AUGUSTA — The Holocaust and Human Rights Center of Maine has opened its summer seminar series for teachers with a seminar, Teaching the Malaga Island Story in the Classroom. The seminars are held at the Michael Klahr Center on the campus of the University of Maine at Augusta, 46 University Drive.
Malaga Island was an interracial Maine island community destroyed by order of Maine Gov. Frederick Plaisted issued in December 1911. Residents were forcibly evicted, and one fifth of the residents were incarcerated at the Maine School for the Feebleminded in New Gloucester.
The two-day seminar will equip teachers with tools for teaching about Malaga Island in the classroom. Presenting guests include the Maine State Museum and the Maine Historical Society. The center also has erected a temporary exhibit at the Michael Klahr Center highlighting the Malaga experience for members of the public.

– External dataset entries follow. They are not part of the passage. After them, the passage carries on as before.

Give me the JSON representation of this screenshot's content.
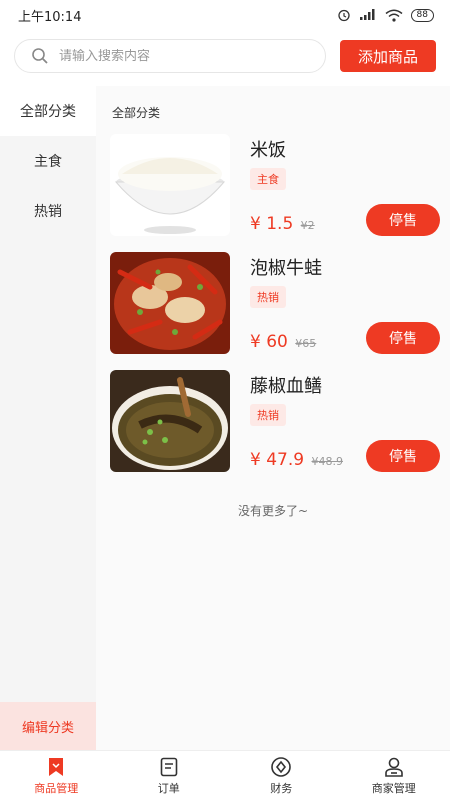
{
  "status_bar": {
    "time": "上午10:14",
    "battery": "88"
  },
  "search": {
    "placeholder": "请输入搜索内容"
  },
  "header": {
    "add_label": "添加商品"
  },
  "sidebar": {
    "items": [
      {
        "label": "全部分类"
      },
      {
        "label": "主食"
      },
      {
        "label": "热销"
      }
    ],
    "edit_label": "编辑分类"
  },
  "content": {
    "title": "全部分类"
  },
  "products": [
    {
      "name": "米饭",
      "tag": "主食",
      "price": "¥ 1.5",
      "old_price": "¥2",
      "action": "停售"
    },
    {
      "name": "泡椒牛蛙",
      "tag": "热销",
      "price": "¥ 60",
      "old_price": "¥65",
      "action": "停售"
    },
    {
      "name": "藤椒血鳝",
      "tag": "热销",
      "price": "¥ 47.9",
      "old_price": "¥48.9",
      "action": "停售"
    }
  ],
  "footer_note": "没有更多了~",
  "tabs": [
    {
      "label": "商品管理",
      "icon": "bookmark-icon"
    },
    {
      "label": "订单",
      "icon": "order-icon"
    },
    {
      "label": "财务",
      "icon": "finance-icon"
    },
    {
      "label": "商家管理",
      "icon": "merchant-icon"
    }
  ],
  "colors": {
    "accent": "#ee3a23"
  }
}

“Teacher training is core to our mission of promoting universal respect for human rights through education,” said Shenna Bellows, executive director of the Holocaust and Human Rights Center, in the release. “The summer seminars are designed to help teachers explore new ways to teach about challenging issues including racism, Holocaust history and immigration that are so important in these turbulent times.”
Additionally, the center will offer two other seminars, including Holocaust and Human Behavior in partnership with Facing History and Ourselves, Wednesdays and Thursdays, July 25-26; and Yearning to Breathe Free: The Immigrant Experience in Maine Aug. 1-2.
Workshops are designed for middle and high school teachers of history, literature and the humanities.